All of lore.kernel.org
 help / color / mirror / Atom feed
From: David Hildenbrand <david@redhat.com>
To: Jason Gunthorpe <jgg@ziepe.ca>, Chao Peng <chao.p.peng@linux.intel.com>
Cc: kvm@vger.kernel.org, linux-kernel@vger.kernel.org,
	linux-mm@kvack.org, linux-fsdevel@vger.kernel.org,
	qemu-devel@nongnu.org, Paolo Bonzini <pbonzini@redhat.com>,
	Jonathan Corbet <corbet@lwn.net>,
	Sean Christopherson <seanjc@google.com>,
	Vitaly Kuznetsov <vkuznets@redhat.com>,
	Wanpeng Li <wanpengli@tencent.com>,
	Jim Mattson <jmattson@google.com>, Joerg Roedel <joro@8bytes.org>,
	Thomas Gleixner <tglx@linutronix.de>,
	Ingo Molnar <mingo@redhat.com>, Borislav Petkov <bp@alien8.de>,
	x86@kernel.org, "H . Peter Anvin" <hpa@zytor.com>,
	Hugh Dickins <hughd@google.com>, Jeff Layton <jlayton@kernel.org>,
	"J . Bruce Fields" <bfields@fieldses.org>,
	Andrew Morton <akpm@linux-foundation.org>,
	Yu Zhang <yu.c.zhang@linux.intel.com>,
	"Kirill A . Shutemov" <kirill.shutemov@linux.intel.com>,
	luto@kernel.org, john.ji@intel.com, susie.li@intel.com,
	jun.nakajima@intel.com, dave.hansen@intel.com,
	ak@linux.intel.com
Subject: Re: [RFC v2 PATCH 01/13] mm/shmem: Introduce F_SEAL_GUEST
Date: Fri, 19 Nov 2021 16:39:15 +0100	[thread overview]
Message-ID: <df11d753-6242-8f7c-cb04-c095f68b41fa@redhat.com> (raw)
In-Reply-To: <20211119151943.GH876299@ziepe.ca>

On 19.11.21 16:19, Jason Gunthorpe wrote:
> On Fri, Nov 19, 2021 at 09:47:27PM +0800, Chao Peng wrote:
>> From: "Kirill A. Shutemov" <kirill.shutemov@linux.intel.com>
>>
>> The new seal type provides semantics required for KVM guest private
>> memory support.

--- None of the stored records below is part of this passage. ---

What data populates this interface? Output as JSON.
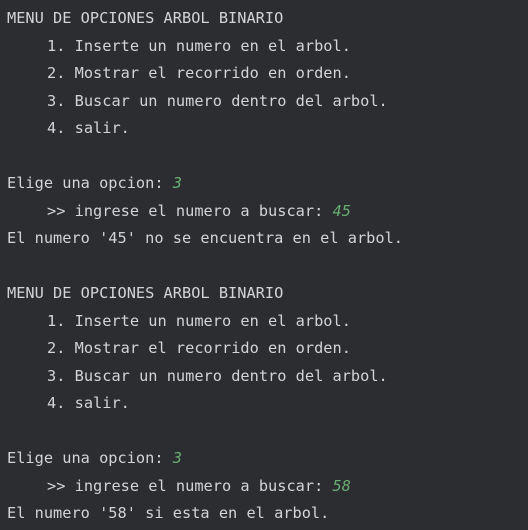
{
  "colors": {
    "background": "#2b2d30",
    "text": "#d2d4d8",
    "user_input": "#6aab73"
  },
  "session": [
    {
      "menu_title": "MENU DE OPCIONES ARBOL BINARIO",
      "options": [
        "1. Inserte un numero en el arbol.",
        "2. Mostrar el recorrido en orden.",
        "3. Buscar un numero dentro del arbol.",
        "4. salir."
      ],
      "prompt": "Elige una opcion: ",
      "choice": "3",
      "search_prompt": ">> ingrese el numero a buscar: ",
      "search_value": "45",
      "result": "El numero '45' no se encuentra en el arbol."
    },
    {
      "menu_title": "MENU DE OPCIONES ARBOL BINARIO",
      "options": [
        "1. Inserte un numero en el arbol.",
        "2. Mostrar el recorrido en orden.",
        "3. Buscar un numero dentro del arbol.",
        "4. salir."
      ],
      "prompt": "Elige una opcion: ",
      "choice": "3",
      "search_prompt": ">> ingrese el numero a buscar: ",
      "search_value": "58",
      "result": "El numero '58' si esta en el arbol."
    }
  ]
}
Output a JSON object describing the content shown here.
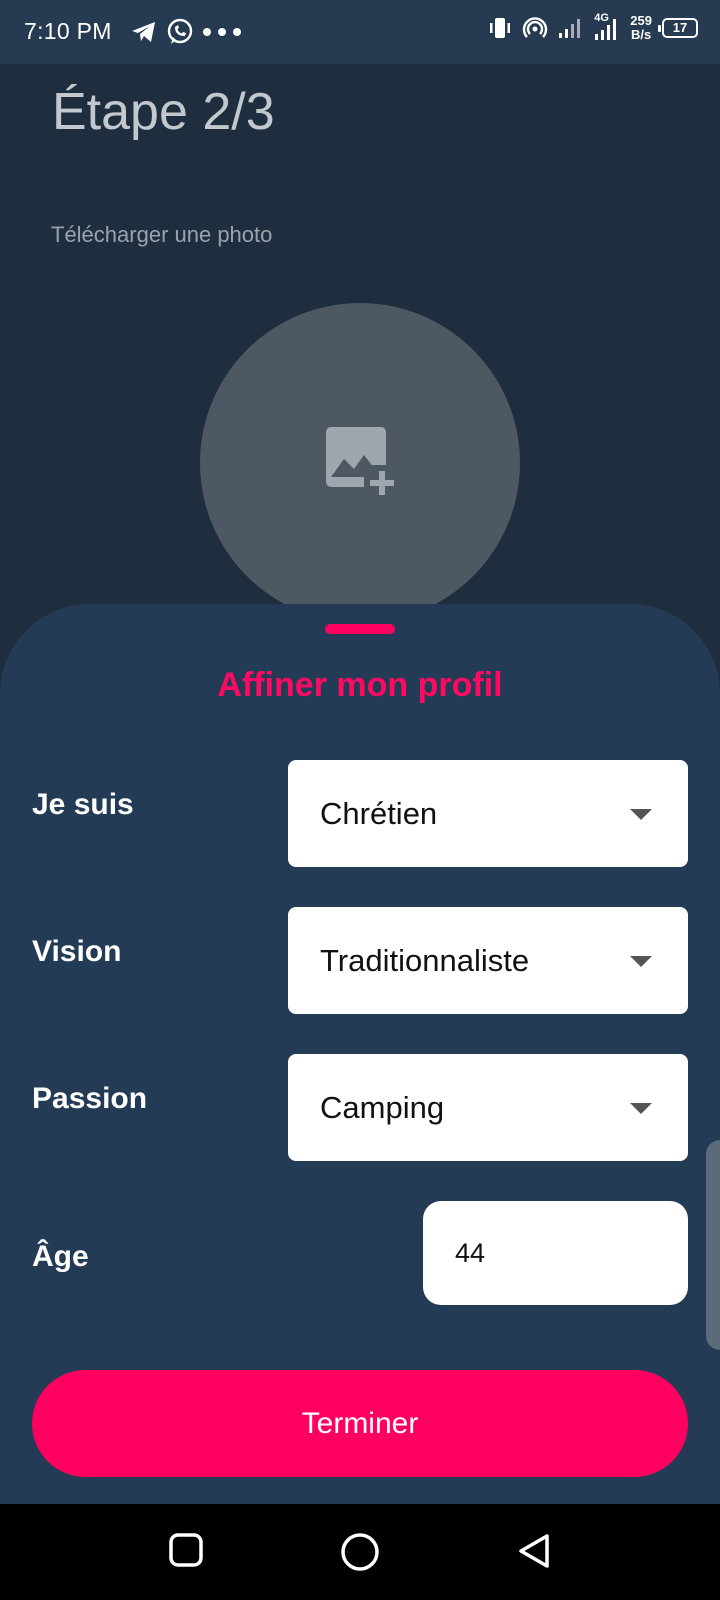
{
  "status_bar": {
    "time": "7:10 PM",
    "left_icons": [
      "telegram-icon",
      "whatsapp-icon",
      "more-dots-icon"
    ],
    "right_icons": [
      "vibrate-icon",
      "hotspot-icon",
      "signal-icon",
      "signal-4g-icon"
    ],
    "net_type": "4G",
    "net_speed_value": "259",
    "net_speed_unit": "B/s",
    "battery": "17"
  },
  "page": {
    "step_title": "Étape 2/3",
    "upload_label": "Télécharger une photo",
    "photo_icon": "add-photo-icon"
  },
  "sheet": {
    "title": "Affiner mon profil",
    "rows": [
      {
        "label": "Je suis",
        "value": "Chrétien"
      },
      {
        "label": "Vision",
        "value": "Traditionnaliste"
      },
      {
        "label": "Passion",
        "value": "Camping"
      }
    ],
    "age": {
      "label": "Âge",
      "value": "44"
    },
    "finish_label": "Terminer"
  },
  "colors": {
    "accent": "#ff0060",
    "sheet_bg": "#243b55",
    "page_bg": "#1f2e3f"
  },
  "nav_bar": {
    "buttons": [
      "recents-square-icon",
      "home-circle-icon",
      "back-triangle-icon"
    ]
  }
}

A file descriptor with the seal set is going to be used
>> as source of guest memory in confidential computing environments such as
>> Intel TDX and AMD SEV.
>>
>> F_SEAL_GUEST can only be set on empty memfd. After the seal is set
>> userspace cannot read, write or mmap the memfd.
>>
>> Userspace is in charge of guest memory lifecycle: it can allocate the
>> memory with falloc or punch hole to free memory from the guest.
>>
>> The file descriptor passed down to KVM as guest memory backend. KVM
>> register itself as the owner of the memfd via memfd_register_guest().
>>
>> KVM provides callback that needed to be called on fallocate and punch
>> hole.
>>
>> memfd_register_guest() returns callbacks that need be used for
>> requesting a new page from memfd.
>>
>> Signed-off-by: Kirill A. Shutemov <kirill.shutemov@linux.intel.com>
>> Signed-off-by: Chao Peng <chao.p.peng@linux.intel.com>
>>  include/linux/memfd.h      |  24 ++++++++
>>  include/linux/shmem_fs.h   |   9 +++
>>  include/uapi/linux/fcntl.h |   1 +
>>  mm/memfd.c                 |  33 +++++++++-
>>  mm/shmem.c                 | 123 ++++++++++++++++++++++++++++++++++++-
>>  5 files changed, 186 insertions(+), 4 deletions(-)
>>
>> diff --git a/include/linux/memfd.h b/include/linux/memfd.h
>> index 4f1600413f91..ff920ef28688 100644
>> +++ b/include/linux/memfd.h
>> @@ -4,13 +4,37 @@
>>  
>>  #include <linux/file.h>
>>  
>> +struct guest_ops {
>> +	void (*invalidate_page_range)(struct inode *inode, void *owner,
>> +				      pgoff_t start, pgoff_t end);
>> +	void (*fallocate)(struct inode *inode, void *owner,
>> +			  pgoff_t start, pgoff_t end);
>> +};
>> +
>> +struct guest_mem_ops {
>> +	unsigned long (*get_lock_pfn)(struct inode *inode, pgoff_t offset,
>> +				      bool alloc, int *order);
>> +	void (*put_unlock_pfn)(unsigned long pfn);
>> +
>> +};
> 
> Ignoring confidential compute for a moment
> 
> If qmeu can put all the guest memory in a memfd and not map it, then
> I'd also like to see that the IOMMU can use this interface too so we
> can have VFIO working in this configuration.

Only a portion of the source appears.